Yenİ aldığım arabamı şerefsizlerin ülkesinde bıraktım diyerek Türkiye'de yaşayan herkesi 'şerefsiz' ilan eden şarkıcı Ahmet Kaya, ölüm yıl dönümünde adeta bir devlet töreniyle anılacak
“Şerefsizlerin ülkesi” dedi
Başbakan saygıyla anacak
Türkİye’yi terk ettikten sonra Fransa’da kalp krizi geçirerek ölen Kaya için Lütfi Kırdar’da düzenlenecek geceye Başbakan Erdoğan’ın yanı sıra çok sayıda bakan ve siyasi de katılacak.
Paris’te öldü
Türklüğe hakaret, PKK’ya yardım ve yataklıktan tutuksuz yargılandığı 1999 yılında yurt dışına kaçan Ahmet Kaya, 16 Kasım 2000’de firarda olduğu Paris’te kalp krizi sonucu öldü.

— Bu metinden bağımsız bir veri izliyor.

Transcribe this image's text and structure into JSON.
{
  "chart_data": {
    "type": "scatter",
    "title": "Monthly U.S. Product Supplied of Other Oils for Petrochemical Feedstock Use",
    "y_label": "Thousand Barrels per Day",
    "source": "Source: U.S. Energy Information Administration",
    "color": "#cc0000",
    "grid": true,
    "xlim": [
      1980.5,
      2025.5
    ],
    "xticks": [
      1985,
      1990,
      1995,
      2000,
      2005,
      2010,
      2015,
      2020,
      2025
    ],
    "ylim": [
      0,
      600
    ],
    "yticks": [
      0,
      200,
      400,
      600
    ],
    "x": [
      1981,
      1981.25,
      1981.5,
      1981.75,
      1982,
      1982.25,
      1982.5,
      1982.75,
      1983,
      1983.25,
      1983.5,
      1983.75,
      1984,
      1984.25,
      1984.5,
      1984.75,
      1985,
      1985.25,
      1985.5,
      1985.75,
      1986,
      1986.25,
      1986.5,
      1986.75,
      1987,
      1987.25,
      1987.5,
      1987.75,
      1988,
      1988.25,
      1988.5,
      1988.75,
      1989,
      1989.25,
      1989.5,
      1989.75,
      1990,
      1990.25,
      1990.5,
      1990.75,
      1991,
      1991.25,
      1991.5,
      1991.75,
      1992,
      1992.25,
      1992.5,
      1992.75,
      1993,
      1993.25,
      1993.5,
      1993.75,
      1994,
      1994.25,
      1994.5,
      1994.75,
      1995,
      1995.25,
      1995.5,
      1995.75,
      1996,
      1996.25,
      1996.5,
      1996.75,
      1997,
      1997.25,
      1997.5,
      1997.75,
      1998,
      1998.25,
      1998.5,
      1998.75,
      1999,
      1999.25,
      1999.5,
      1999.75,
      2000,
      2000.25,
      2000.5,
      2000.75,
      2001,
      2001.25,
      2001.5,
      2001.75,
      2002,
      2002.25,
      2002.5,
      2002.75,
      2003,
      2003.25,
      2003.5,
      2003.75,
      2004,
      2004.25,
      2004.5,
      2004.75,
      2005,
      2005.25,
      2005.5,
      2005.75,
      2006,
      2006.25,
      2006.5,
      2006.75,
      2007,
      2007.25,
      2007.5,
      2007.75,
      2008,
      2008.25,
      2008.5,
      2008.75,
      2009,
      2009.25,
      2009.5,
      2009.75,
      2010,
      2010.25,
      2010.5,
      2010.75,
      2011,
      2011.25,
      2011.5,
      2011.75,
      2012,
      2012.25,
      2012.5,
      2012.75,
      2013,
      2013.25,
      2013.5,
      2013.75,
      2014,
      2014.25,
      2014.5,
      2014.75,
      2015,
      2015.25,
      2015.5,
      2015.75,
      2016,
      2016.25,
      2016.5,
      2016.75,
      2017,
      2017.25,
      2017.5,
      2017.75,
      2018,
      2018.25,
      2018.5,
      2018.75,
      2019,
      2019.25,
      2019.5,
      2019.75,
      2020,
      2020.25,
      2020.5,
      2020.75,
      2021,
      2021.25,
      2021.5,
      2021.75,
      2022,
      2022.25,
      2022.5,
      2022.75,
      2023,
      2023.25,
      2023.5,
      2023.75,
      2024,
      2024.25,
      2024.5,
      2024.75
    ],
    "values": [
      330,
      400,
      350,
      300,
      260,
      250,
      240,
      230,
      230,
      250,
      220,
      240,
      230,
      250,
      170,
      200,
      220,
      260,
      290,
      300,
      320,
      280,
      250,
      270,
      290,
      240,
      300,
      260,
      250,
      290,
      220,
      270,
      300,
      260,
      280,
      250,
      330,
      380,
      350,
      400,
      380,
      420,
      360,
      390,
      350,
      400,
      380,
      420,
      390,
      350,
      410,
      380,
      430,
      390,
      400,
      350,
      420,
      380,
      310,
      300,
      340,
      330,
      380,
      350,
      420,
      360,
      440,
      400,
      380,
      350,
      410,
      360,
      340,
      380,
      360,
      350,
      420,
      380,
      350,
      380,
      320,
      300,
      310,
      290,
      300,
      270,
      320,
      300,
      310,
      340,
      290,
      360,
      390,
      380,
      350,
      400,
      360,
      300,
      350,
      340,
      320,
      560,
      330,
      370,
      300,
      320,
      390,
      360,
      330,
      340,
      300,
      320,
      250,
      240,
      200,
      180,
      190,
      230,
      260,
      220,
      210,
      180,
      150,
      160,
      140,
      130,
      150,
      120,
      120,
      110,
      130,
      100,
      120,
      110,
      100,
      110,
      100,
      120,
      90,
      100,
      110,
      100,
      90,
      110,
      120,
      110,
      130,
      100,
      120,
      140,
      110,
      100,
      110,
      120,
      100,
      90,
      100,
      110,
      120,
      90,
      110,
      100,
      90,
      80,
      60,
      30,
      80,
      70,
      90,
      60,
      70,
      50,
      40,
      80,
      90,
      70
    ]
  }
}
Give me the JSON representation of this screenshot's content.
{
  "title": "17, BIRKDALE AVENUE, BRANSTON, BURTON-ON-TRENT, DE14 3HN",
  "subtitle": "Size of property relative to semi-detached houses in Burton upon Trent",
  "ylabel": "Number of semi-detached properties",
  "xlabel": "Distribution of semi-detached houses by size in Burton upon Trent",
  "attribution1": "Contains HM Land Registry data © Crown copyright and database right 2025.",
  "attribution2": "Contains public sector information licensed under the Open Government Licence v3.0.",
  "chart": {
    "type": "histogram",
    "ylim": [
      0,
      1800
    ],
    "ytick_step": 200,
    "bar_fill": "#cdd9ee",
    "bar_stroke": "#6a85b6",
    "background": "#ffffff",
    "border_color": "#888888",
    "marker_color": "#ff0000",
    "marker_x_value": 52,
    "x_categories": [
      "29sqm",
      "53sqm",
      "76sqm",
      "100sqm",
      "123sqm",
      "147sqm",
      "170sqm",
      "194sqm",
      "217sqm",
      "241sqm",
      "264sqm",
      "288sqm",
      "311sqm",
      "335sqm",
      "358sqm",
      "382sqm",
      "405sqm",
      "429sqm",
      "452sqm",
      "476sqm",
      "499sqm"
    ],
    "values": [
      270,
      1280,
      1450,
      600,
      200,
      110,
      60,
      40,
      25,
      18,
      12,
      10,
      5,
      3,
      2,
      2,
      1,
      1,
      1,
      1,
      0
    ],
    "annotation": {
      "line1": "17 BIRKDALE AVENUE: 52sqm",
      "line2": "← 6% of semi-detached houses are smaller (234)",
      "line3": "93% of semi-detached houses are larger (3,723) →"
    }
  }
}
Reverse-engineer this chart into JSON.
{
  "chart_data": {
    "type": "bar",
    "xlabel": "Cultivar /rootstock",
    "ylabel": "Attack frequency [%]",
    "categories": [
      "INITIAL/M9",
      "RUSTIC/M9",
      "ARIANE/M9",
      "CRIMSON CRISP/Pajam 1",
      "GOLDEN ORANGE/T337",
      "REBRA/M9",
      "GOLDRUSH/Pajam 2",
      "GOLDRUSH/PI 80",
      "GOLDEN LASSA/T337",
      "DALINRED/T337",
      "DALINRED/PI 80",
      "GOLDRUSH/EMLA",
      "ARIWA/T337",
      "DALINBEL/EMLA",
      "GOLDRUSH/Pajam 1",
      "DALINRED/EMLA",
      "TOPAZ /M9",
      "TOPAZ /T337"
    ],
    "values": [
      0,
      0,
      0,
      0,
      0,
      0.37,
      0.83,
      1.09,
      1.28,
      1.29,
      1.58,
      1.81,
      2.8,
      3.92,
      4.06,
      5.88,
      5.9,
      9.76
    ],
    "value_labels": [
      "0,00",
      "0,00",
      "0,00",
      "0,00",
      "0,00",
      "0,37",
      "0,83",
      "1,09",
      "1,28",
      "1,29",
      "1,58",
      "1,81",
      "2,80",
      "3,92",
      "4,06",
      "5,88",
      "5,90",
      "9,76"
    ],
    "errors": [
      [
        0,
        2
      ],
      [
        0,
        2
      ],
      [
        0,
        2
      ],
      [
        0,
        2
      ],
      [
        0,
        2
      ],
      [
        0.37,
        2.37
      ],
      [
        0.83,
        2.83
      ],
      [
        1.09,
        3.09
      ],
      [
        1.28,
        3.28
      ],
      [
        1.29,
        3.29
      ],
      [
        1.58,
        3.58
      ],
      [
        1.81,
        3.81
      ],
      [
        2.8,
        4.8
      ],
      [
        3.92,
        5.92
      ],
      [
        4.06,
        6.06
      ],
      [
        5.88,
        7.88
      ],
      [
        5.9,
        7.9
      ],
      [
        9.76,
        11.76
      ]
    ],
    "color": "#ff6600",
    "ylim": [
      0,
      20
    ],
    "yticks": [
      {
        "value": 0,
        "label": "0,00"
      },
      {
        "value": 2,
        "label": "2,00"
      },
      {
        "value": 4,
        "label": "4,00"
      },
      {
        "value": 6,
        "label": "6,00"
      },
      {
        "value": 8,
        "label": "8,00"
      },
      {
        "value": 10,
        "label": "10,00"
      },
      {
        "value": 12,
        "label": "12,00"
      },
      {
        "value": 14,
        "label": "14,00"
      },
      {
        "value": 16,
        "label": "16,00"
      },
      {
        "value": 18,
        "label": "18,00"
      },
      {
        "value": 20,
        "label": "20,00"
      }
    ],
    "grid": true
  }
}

Başkalarını bilmem ben bu lafı yutamam
Fatİh Altaylı: Bana ve bu ülkenin şerefli insanlarına şerefsiz diyene “Şerefsiz sensin” derim!
Özkök, yaptığı haberi sonuna dek savundu
Ertuğrul Özkök: Sözlerinin çarpıtıldığını iddia etti ama bana hiçbir zaman aksi bir bilgi gelmedi.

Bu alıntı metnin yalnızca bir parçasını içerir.